IKOLOM.NEWS, MAKASSAR — Wali Kota Makassar Munafri Arifuddin menjamu para duta besar dan delegasi dari 28 negara peserta Indonesia Gastrodiplomacy Series (IGS) 2026 dalam pelayaran senja menggunakan kapal pinisi di perairan Pantai Losari, Rabu (24/6/2026). Jamuan tersebut menjadi bagian dari rangkaian diplomasi budaya dan kuliner yang memperkenalkan identitas maritim Kota Makassar kepada dunia.
Menggunakan kapal pinisi, warisan budaya maritim Sulawesi Selatan yang telah diakui dunia, para delegasi diajak menikmati panorama matahari terbenam di perairan Makassar sembari mencicipi hidangan khas daerah dan mengenal lebih dekat sejarah serta karakter Kota Daeng sebagai gerbang Indonesia Timur.
Dalam sambutannya, Munafri mengajak seluruh tamu menikmati pengalaman berlayar yang menjadi salah satu daya tarik wisata Kota Makassar.
“Mari berlayar menikmati suasana yang tenang dan menyaksikan keindahan sunset (matahari terbenam) di atas kapal Pinisi,” ujarnya.
Ia menegaskan bahwa Makassar memiliki banyak potensi yang dapat dinikmati wisatawan mancanegara.
“Kota Makassar dikenal sebagai kota maritim yang menawarkan banyak pengalaman dan suguhan menarik bagi para tamu yang berkunjung,” sambung Appi.
Pelayaran dimulai dari Anjungan Pantai Losari. Selama berlayar, para delegasi menikmati panorama matahari yang perlahan tenggelam di ufuk barat Laut Sulawesi. Momen tersebut dimanfaatkan peserta untuk berbincang santai, berfoto, serta menikmati suasana Kota Makassar dari tengah laut.
Munafri juga menyampaikan apresiasi atas kehadiran para delegasi internasional dalam ajang Indonesia Gastrodiplomacy Series 2026.
“Atas nama Pemerintah Kota dan seluruh masyarakat Kota Makassar, saya menyampaikan selamat datang dan terima kasih yang sebesar-besarnya atas kehadiran Bapak dan Ibu dalam rangkaian kegiatan Indonesia Gastrodiplomacy Series 2026,” ucap Munafri.
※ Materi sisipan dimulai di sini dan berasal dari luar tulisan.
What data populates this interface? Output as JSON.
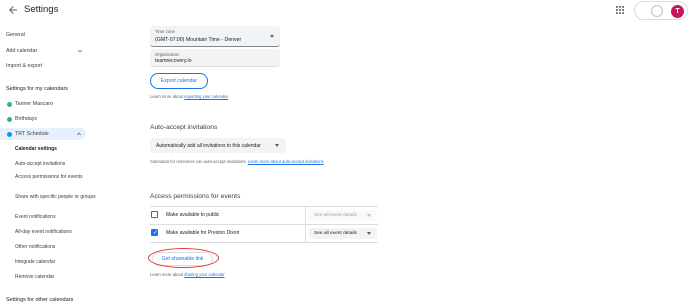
{
  "header": {
    "title": "Settings"
  },
  "sidebar": {
    "general": "General",
    "add_calendar": "Add calendar",
    "import_export": "Import & export",
    "my_calendars_heading": "Settings for my calendars",
    "calendars": [
      {
        "label": "Tanner Mascaro",
        "color": "#33b679"
      },
      {
        "label": "Birthdays",
        "color": "#33b679"
      },
      {
        "label": "TRT Schedule",
        "color": "#039be5"
      }
    ],
    "subitems": [
      "Calendar settings",
      "Auto-accept invitations",
      "Access permissions for events",
      "Share with specific people or groups",
      "Event notifications",
      "All-day event notifications",
      "Other notifications",
      "Integrate calendar",
      "Remove calendar"
    ],
    "other_calendars_heading": "Settings for other calendars"
  },
  "main": {
    "timezone": {
      "label": "Time zone",
      "value": "(GMT-07:00) Mountain Time - Denver"
    },
    "organization": {
      "label": "Organization",
      "value": "teamrecovery.io"
    },
    "export_button": "Export calendar",
    "export_note_prefix": "Learn more about ",
    "export_note_link": "exporting your calendar",
    "auto_accept": {
      "title": "Auto-accept invitations",
      "select_value": "Automatically add all invitations to this calendar",
      "note_prefix": "Calendars for resources can auto-accept invitations. ",
      "note_link": "Learn more about auto-accept invitations"
    },
    "access": {
      "title": "Access permissions for events",
      "rows": [
        {
          "label": "Make available to public",
          "checked": false,
          "select": "See all event details",
          "disabled": true
        },
        {
          "label": "Make available for Preston Dixon",
          "checked": true,
          "select": "See all event details",
          "disabled": false
        }
      ],
      "share_link_button": "Get shareable link",
      "note_prefix": "Learn more about ",
      "note_link": "sharing your calendar"
    }
  },
  "colors": {
    "accent": "#1a73e8",
    "highlight": "#e8f0fe",
    "annotation": "#e53935",
    "avatar": "#c2185b"
  },
  "account": {
    "avatar_letter": "T"
  }
}
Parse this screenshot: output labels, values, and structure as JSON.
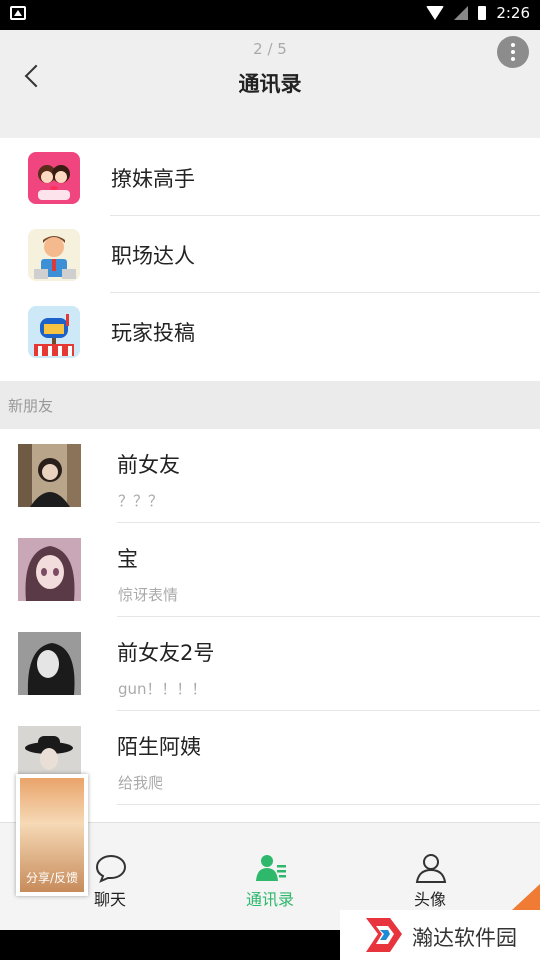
{
  "status_bar": {
    "time": "2:26"
  },
  "header": {
    "pager": "2 / 5",
    "title": "通讯录"
  },
  "fixed_items": [
    {
      "label": "撩妹高手"
    },
    {
      "label": "职场达人"
    },
    {
      "label": "玩家投稿"
    }
  ],
  "section": {
    "label": "新朋友"
  },
  "friends": [
    {
      "name": "前女友",
      "message": "？？？"
    },
    {
      "name": "宝",
      "message": "惊讶表情"
    },
    {
      "name": "前女友2号",
      "message": "gun！！！！"
    },
    {
      "name": "陌生阿姨",
      "message": "给我爬"
    }
  ],
  "tabs": [
    {
      "label": "聊天"
    },
    {
      "label": "通讯录"
    },
    {
      "label": "头像"
    }
  ],
  "thumbnail": {
    "label": "分享/反馈"
  },
  "watermark": {
    "text": "瀚达软件园"
  },
  "colors": {
    "active_tab": "#2eb86b",
    "header_bg": "#efefef",
    "section_bg": "#ebebeb"
  }
}
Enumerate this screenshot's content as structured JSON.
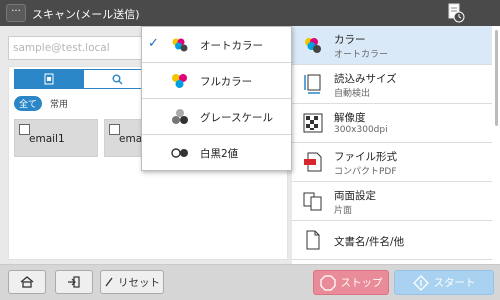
{
  "header": {
    "menu_label": "···",
    "title": "スキャン(メール送信)",
    "icon": "document-clock-icon"
  },
  "address": {
    "placeholder": "sample@test.local"
  },
  "addressbook": {
    "tabs": [
      {
        "icon": "addressbook-icon",
        "active": true
      },
      {
        "icon": "search-icon",
        "active": false
      }
    ],
    "filters": {
      "all_label": "全て",
      "common_label": "常用"
    },
    "entries": [
      {
        "label": "email1"
      },
      {
        "label": "email2"
      }
    ]
  },
  "color_dropdown": {
    "items": [
      {
        "label": "オートカラー",
        "selected": true,
        "icon": "auto-color-icon"
      },
      {
        "label": "フルカラー",
        "selected": false,
        "icon": "full-color-icon"
      },
      {
        "label": "グレースケール",
        "selected": false,
        "icon": "grayscale-icon"
      },
      {
        "label": "白黒2値",
        "selected": false,
        "icon": "black-white-icon"
      }
    ]
  },
  "settings": [
    {
      "label": "カラー",
      "value": "オートカラー",
      "icon": "color-icon",
      "active": true
    },
    {
      "label": "読込みサイズ",
      "value": "自動検出",
      "icon": "scan-size-icon",
      "active": false
    },
    {
      "label": "解像度",
      "value": "300x300dpi",
      "icon": "resolution-icon",
      "active": false
    },
    {
      "label": "ファイル形式",
      "value": "コンパクトPDF",
      "icon": "file-format-icon",
      "active": false
    },
    {
      "label": "両面設定",
      "value": "片面",
      "icon": "duplex-icon",
      "active": false
    },
    {
      "label": "文書名/件名/他",
      "value": "",
      "icon": "document-name-icon",
      "active": false
    }
  ],
  "footer": {
    "home_icon": "home-icon",
    "logout_icon": "logout-icon",
    "reset_label": "リセット",
    "stop_label": "ストップ",
    "start_label": "スタート"
  },
  "colors": {
    "header_bg": "#4a4a4a",
    "accent": "#2b86c7",
    "active_row": "#d9e9f7",
    "stop": "#e98b98",
    "start": "#a9d2f1"
  }
}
Suasana pelayaran semakin semarak ketika Wali Kota Makassar berduet dengan vokalis grup band Padi, Fadly, membawakan sejumlah lagu legendaris, di antaranya Love yang dipopulerkan Nat King Cole dan Can’t Help Falling in Love milik Elvis Presley. Penampilan tersebut mendapat sambutan hangat dari para tamu yang menikmati pelayaran senja di atas kapal pinisi.
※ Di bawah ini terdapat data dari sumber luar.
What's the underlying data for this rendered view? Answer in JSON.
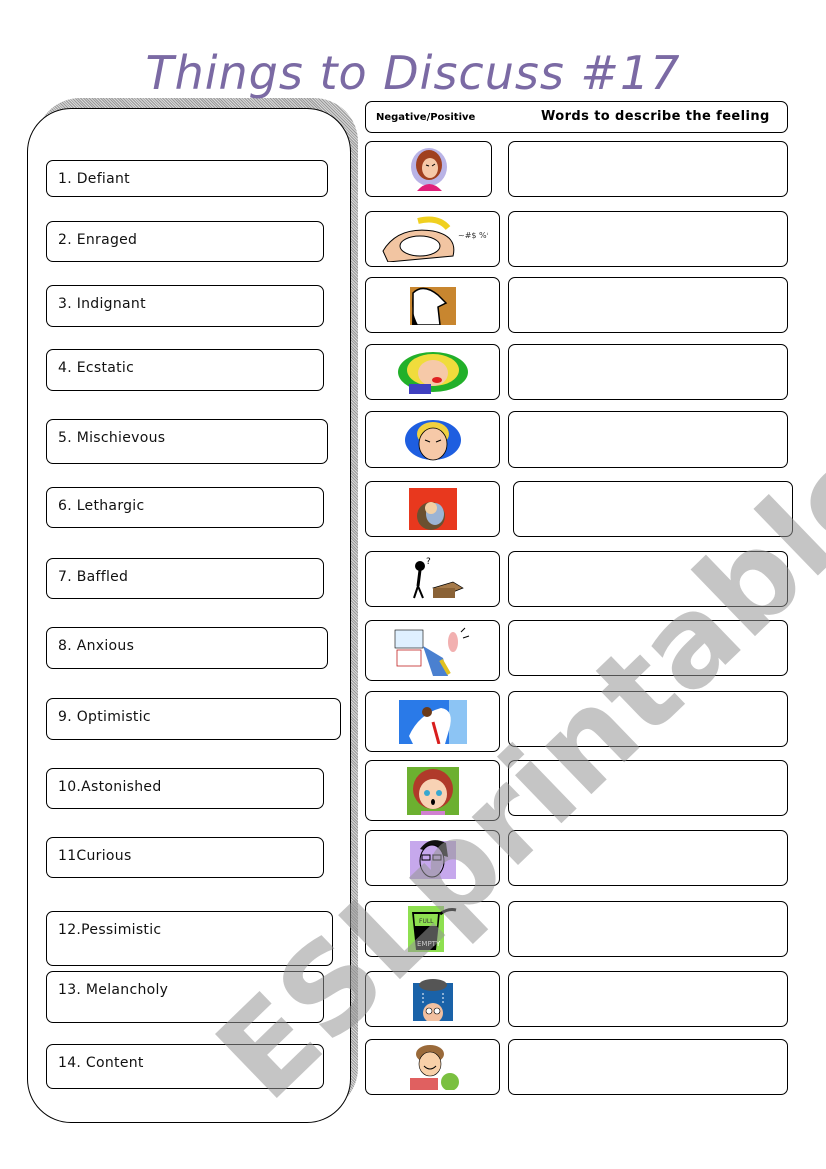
{
  "title": "Things to Discuss #17",
  "header": {
    "left_label": "Negative/Positive",
    "right_label": "Words to describe the feeling"
  },
  "words": [
    {
      "number": "1.",
      "label": "Defiant",
      "display": "1. Defiant",
      "picture": "angry-woman-icon"
    },
    {
      "number": "2.",
      "label": "Enraged",
      "display": "2. Enraged",
      "picture": "shouting-man-icon"
    },
    {
      "number": "3.",
      "label": "Indignant",
      "display": "3. Indignant",
      "picture": "offended-man-icon"
    },
    {
      "number": "4.",
      "label": "Ecstatic",
      "display": "4. Ecstatic",
      "picture": "happy-woman-icon"
    },
    {
      "number": "5.",
      "label": "Mischievous",
      "display": "5. Mischievous",
      "picture": "scheming-man-icon"
    },
    {
      "number": "6.",
      "label": "Lethargic",
      "display": "6. Lethargic",
      "picture": "tired-person-icon"
    },
    {
      "number": "7.",
      "label": "Baffled",
      "display": "7. Baffled",
      "picture": "confused-figure-icon"
    },
    {
      "number": "8.",
      "label": "Anxious",
      "display": "8. Anxious",
      "picture": "stressed-businessman-icon"
    },
    {
      "number": "9.",
      "label": "Optimistic",
      "display": "9. Optimistic",
      "picture": "looking-ahead-man-icon"
    },
    {
      "number": "10.",
      "label": "Astonished",
      "display": "10.Astonished",
      "picture": "surprised-girl-icon"
    },
    {
      "number": "11",
      "label": "Curious",
      "display": "11Curious",
      "picture": "curious-man-glasses-icon"
    },
    {
      "number": "12.",
      "label": "Pessimistic",
      "display": "12.Pessimistic",
      "picture": "half-empty-glass-icon"
    },
    {
      "number": "13.",
      "label": "Melancholy",
      "display": "13. Melancholy",
      "picture": "rain-cloud-man-icon"
    },
    {
      "number": "14.",
      "label": "Content",
      "display": "14. Content",
      "picture": "smiling-boy-reading-icon"
    }
  ],
  "watermark": "ESLprintables.com",
  "colors": {
    "title": "#7b6aa4",
    "border": "#000000",
    "watermark": "#969696"
  }
}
Di sela kegiatan, para delegasi juga disuguhi aneka kuliner khas Makassar sebagai bagian dari upaya memperkenalkan kekayaan gastronomi lokal kepada para diplomat dan tamu mancanegara.
Munafri menjelaskan, Makassar memiliki posisi strategis sebagai kota maritim bersejarah sekaligus pintu gerbang kawasan Indonesia Timur. Karena itu, pemerintah kota terus membuka peluang kolaborasi internasional untuk mendorong pertumbuhan ekonomi, investasi, pariwisata, hingga pengembangan sumber daya manusia.
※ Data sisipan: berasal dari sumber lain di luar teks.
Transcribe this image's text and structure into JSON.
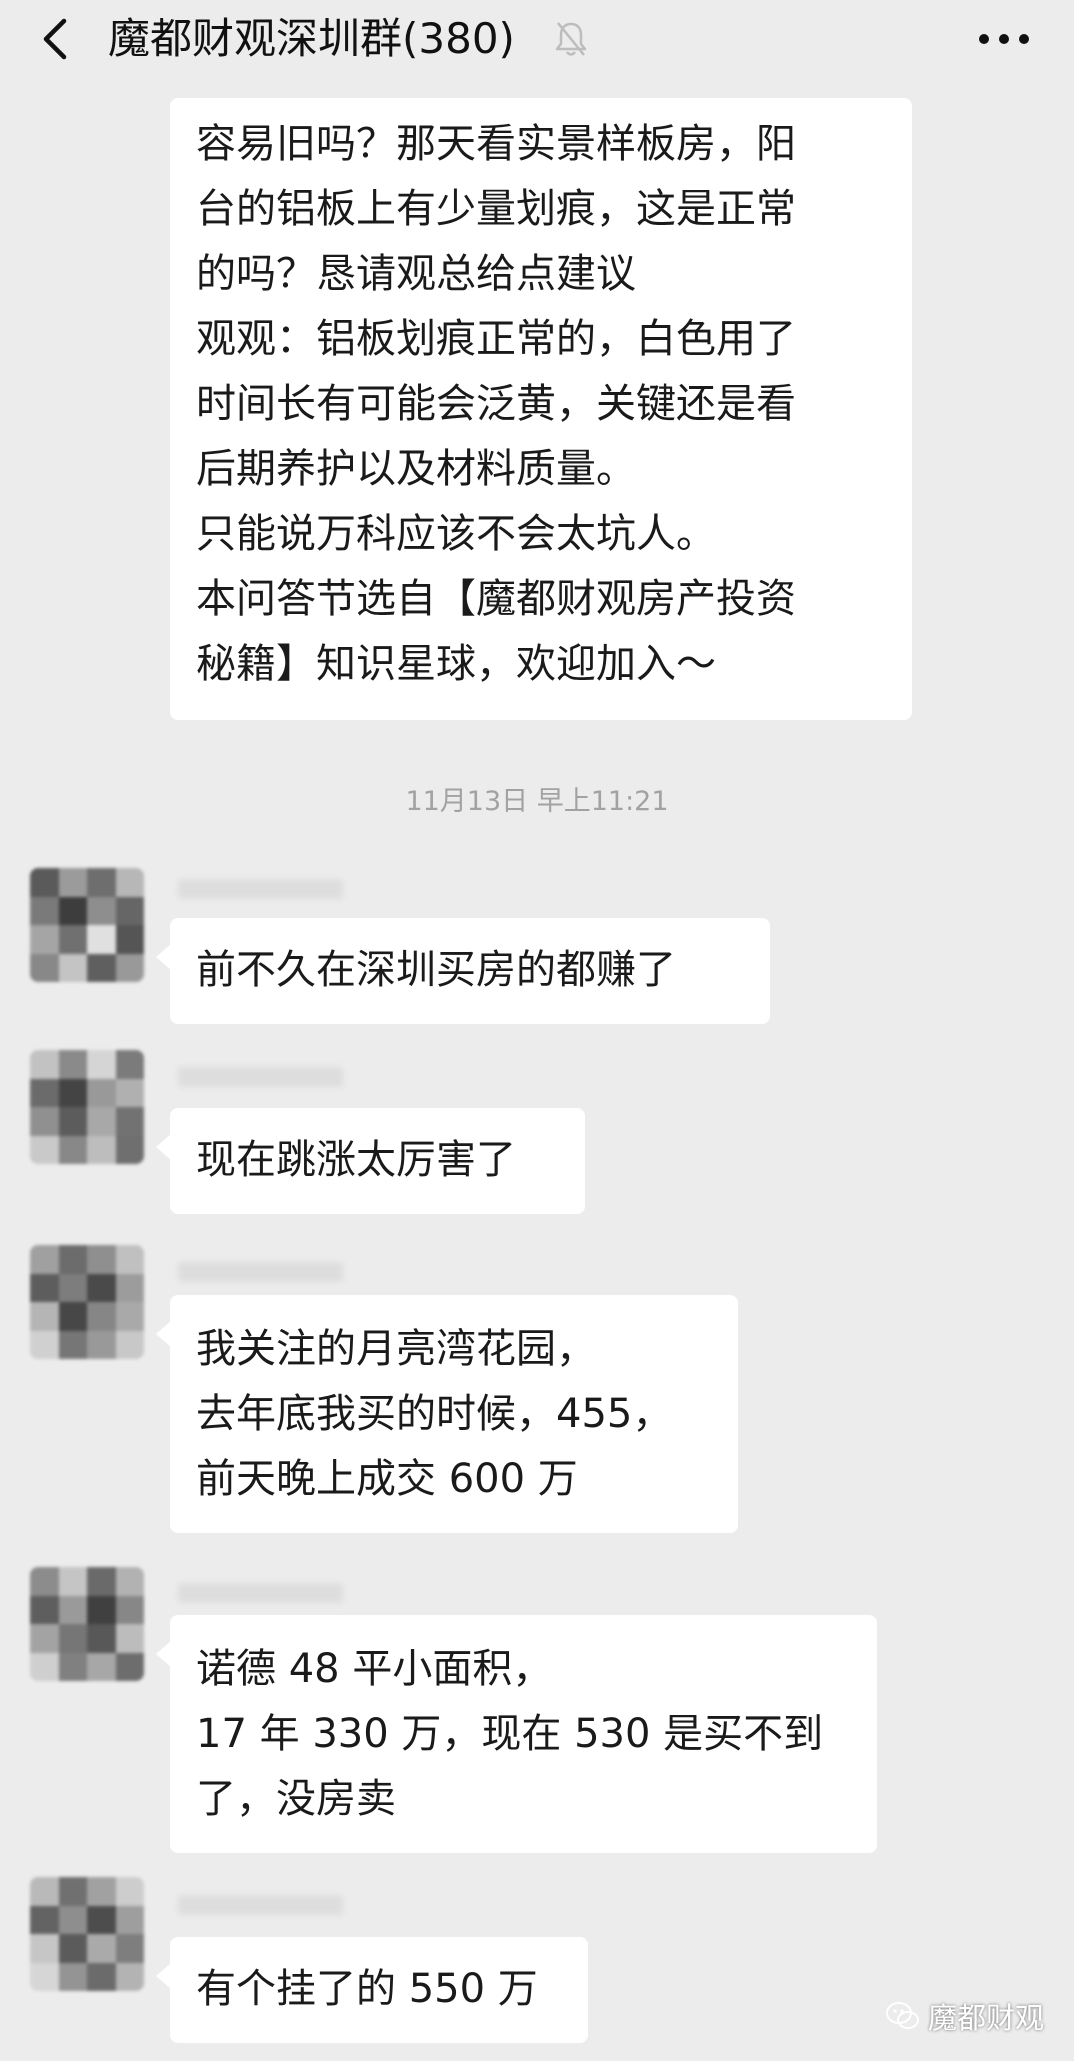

Menurutnya, nilai keberagaman, keterbukaan, dan konektivitas global telah lama menjadi bagian dari identitas Kota Makassar.
“Kami berharap kunjungan Bapak dan Ibu memberikan kesan mendalam mengenai kekayaan budaya Indonesia, keramahan masyarakat kami, serta berbagai peluang yang dimiliki Kota Makassar dan kawasan Indonesia Timur,” harapnya.
Pelayaran senja tersebut menjadi salah satu agenda unggulan IGS 2026 karena memadukan diplomasi, promosi pariwisata, budaya, dan kuliner dalam satu pengalaman yang autentik. Setelah menikmati panorama laut, para tamu kemudian mengikuti jamuan makan malam di atas kapal dengan latar gemerlap lampu Kota Makassar.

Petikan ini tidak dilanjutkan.